Exact Planning Algorithms

Certain planning algorithms try to solve for motion planning problems directly. Exact algorithms are thorough in their approach and thus find a solution if it exists, for sure. It computes exact path of motion between any two points (terminal or intermittent) that are supposed to solve a part of the problem.

Cellular decomposition or visibility graphs are the most common examples of such algorithms. They are however intractable and computationally expensive, thus not really extensible for high-dimensional problems.

Search-based Planning Algorithms

Search-based algorithms employ general computer-science search algorithms and solve the motion planning task as optimization tasks. Generally, the MP problem is represented as a graph with several grids/lattices and then optimal connections/nodes between the grids that connect the start and desired end points are derived.

Dijkstra, A* and other A* variants are the most common examples of search-based algorithms. While they are again not apt for high-dimensional solutions, they can be applicable to certain tasks like coverage problems and vehicle planning.

Other Planning Algorithms

The above-mentioned algorithms are all model-based operations that need the robot model to determine the feasibility of the algorithm. There has been recent research done in reinforcement learning and other AI technology for motion planning.

# Nuances of Motion Planning

Motion planning is literally all over the place with numerous solutions to a problem, numerous kinds of constraints and limitations and lots of confounding terminology. Advanced robotic systems need to encorporate several of these and thus makes the system too complex to perform reliably.

• Algorithms like roadmaps (visibility maps and voronoi maps), cellular decomposition and potential fields are generally applicable to possibly all kinds of mobile robots. The assumption here is generally that the robot is a point in space and the actual 3D model is only used for collision checks that decide the feasibility of the path.

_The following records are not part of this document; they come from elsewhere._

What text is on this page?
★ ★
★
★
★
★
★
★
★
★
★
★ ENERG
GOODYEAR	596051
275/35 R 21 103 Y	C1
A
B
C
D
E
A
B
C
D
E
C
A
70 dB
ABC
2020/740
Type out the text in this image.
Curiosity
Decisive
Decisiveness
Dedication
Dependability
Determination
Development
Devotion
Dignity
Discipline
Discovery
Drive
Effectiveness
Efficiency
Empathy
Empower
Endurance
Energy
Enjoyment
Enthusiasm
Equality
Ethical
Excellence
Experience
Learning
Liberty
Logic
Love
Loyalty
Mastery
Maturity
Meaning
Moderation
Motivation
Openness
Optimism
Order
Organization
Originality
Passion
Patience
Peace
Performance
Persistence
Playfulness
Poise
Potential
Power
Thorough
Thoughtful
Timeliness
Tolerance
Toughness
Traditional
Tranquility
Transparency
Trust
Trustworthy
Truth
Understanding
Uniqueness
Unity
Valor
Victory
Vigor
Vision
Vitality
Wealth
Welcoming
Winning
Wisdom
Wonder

• Any path for robot motion should ideally be formulated by a set of mathematical equations connecting the start and the end through intermittent points. Computers execute instructions in discrete steps and thus any continuous state mathematical representations are still executed in discrete steps by random sampling (in sampling-based algorithms) or pre-defined steps (search-based cellular decomposition and many more) .

• Configuration space or C-space is the set of all possible configurations(a representation of the position of every point on the robot, for a rigid body robot) of a robot. For manipulators, the joint angles and posiitons (for revolute and prismatic joints respectively) for all the DOFs are able to successfully represent it in 3D space and for mobile robots, it is the odometry that defines its setup in space.

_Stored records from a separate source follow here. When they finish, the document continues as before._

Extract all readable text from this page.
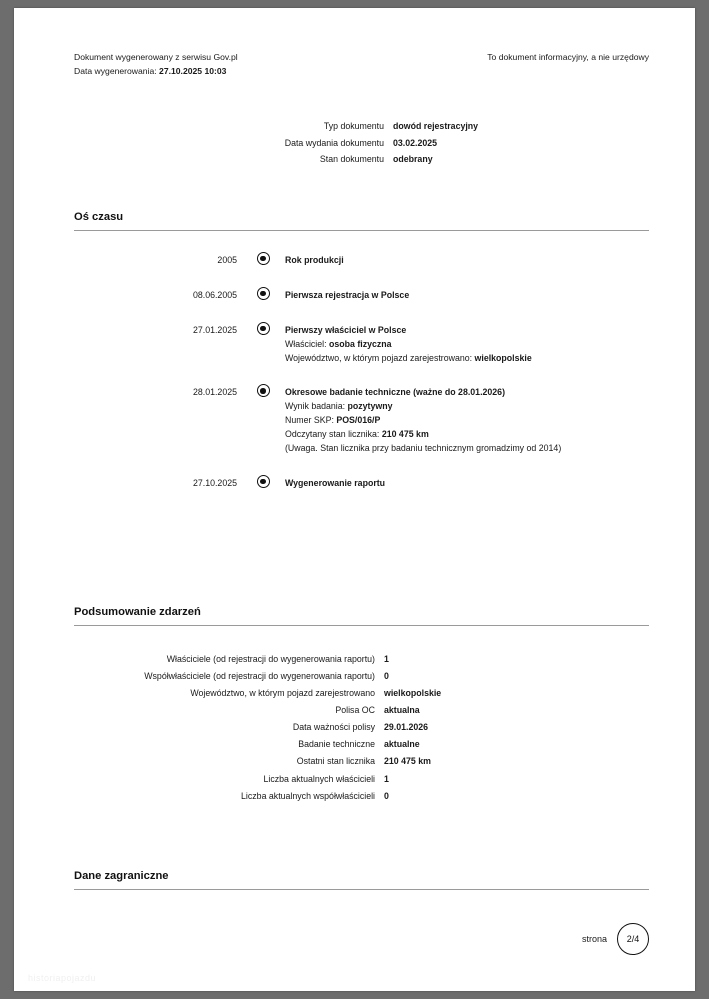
Dokument wygenerowany z serwisu Gov.pl	To dokument informacyjny, a nie urzędowy
Data wygenerowania: 27.10.2025 10:03
Typ dokumentu	dowód rejestracyjny
Data wydania dokumentu	03.02.2025
Stan dokumentu	odebrany
Oś czasu
2005	Rok produkcji
08.06.2005	Pierwsza rejestracja w Polsce
27.01.2025	Pierwszy właściciel w Polsce
Właściciel: osoba fizyczna
Województwo, w którym pojazd zarejestrowano: wielkopolskie
28.01.2025	Okresowe badanie techniczne (ważne do 28.01.2026)
Wynik badania: pozytywny
Numer SKP: POS/016/P
Odczytany stan licznika: 210 475 km
(Uwaga. Stan licznika przy badaniu technicznym gromadzimy od 2014)
27.10.2025	Wygenerowanie raportu
Podsumowanie zdarzeń
Właściciele (od rejestracji do wygenerowania raportu)	1
Współwłaściciele (od rejestracji do wygenerowania raportu)	0
Województwo, w którym pojazd zarejestrowano	wielkopolskie
Polisa OC	aktualna
Data ważności polisy	29.01.2026
Badanie techniczne	aktualne
Ostatni stan licznika	210 475 km
Liczba aktualnych właścicieli	1
Liczba aktualnych współwłaścicieli	0
Dane zagraniczne
strona	2/4
historiapojazdu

Motion planning needs the information about a robot's valid C-space (valid in the sense where joint position limits exist due to physical structure or otherwise) before proposing a path for motion. Cfree and Cobs represent the obstacle-free and obstacle occupied C-space respectively.

• The most common high-level tasks for motion planning are coverage, localization, mapping and navigation. There are huge trade-offs made between completeness, optimality, computational expense, control.

• The formulation of a robot path can be done in joint-space(actuator positions) or task-space(3D world coordinates). While joint-space representations are straighforward, task space representations use homogeneous transformations and pose definitions Pose definitions for a manipulator end-effector or mobile robot center comprise of positions and orientations. Positions in 2D space are x, y for 2D and x, y, z in 3D. Orientations are represented by quaternions and euler angles.

• There are certain standard transformations used to define the motion planning results in the desired frames of reference. Affine Transformations are the most common linear transformations that effect all translations, rotations, scaling, shearing and reflections.

Homogeneous transformations are linear transformations that can effect all rotations, shearing, scaling and reflections but not translations. They preserve linearity but not the distance.

Orthogonal transformations are again linear transformations that preserve linearity and distance while only effecting rotations and reflections.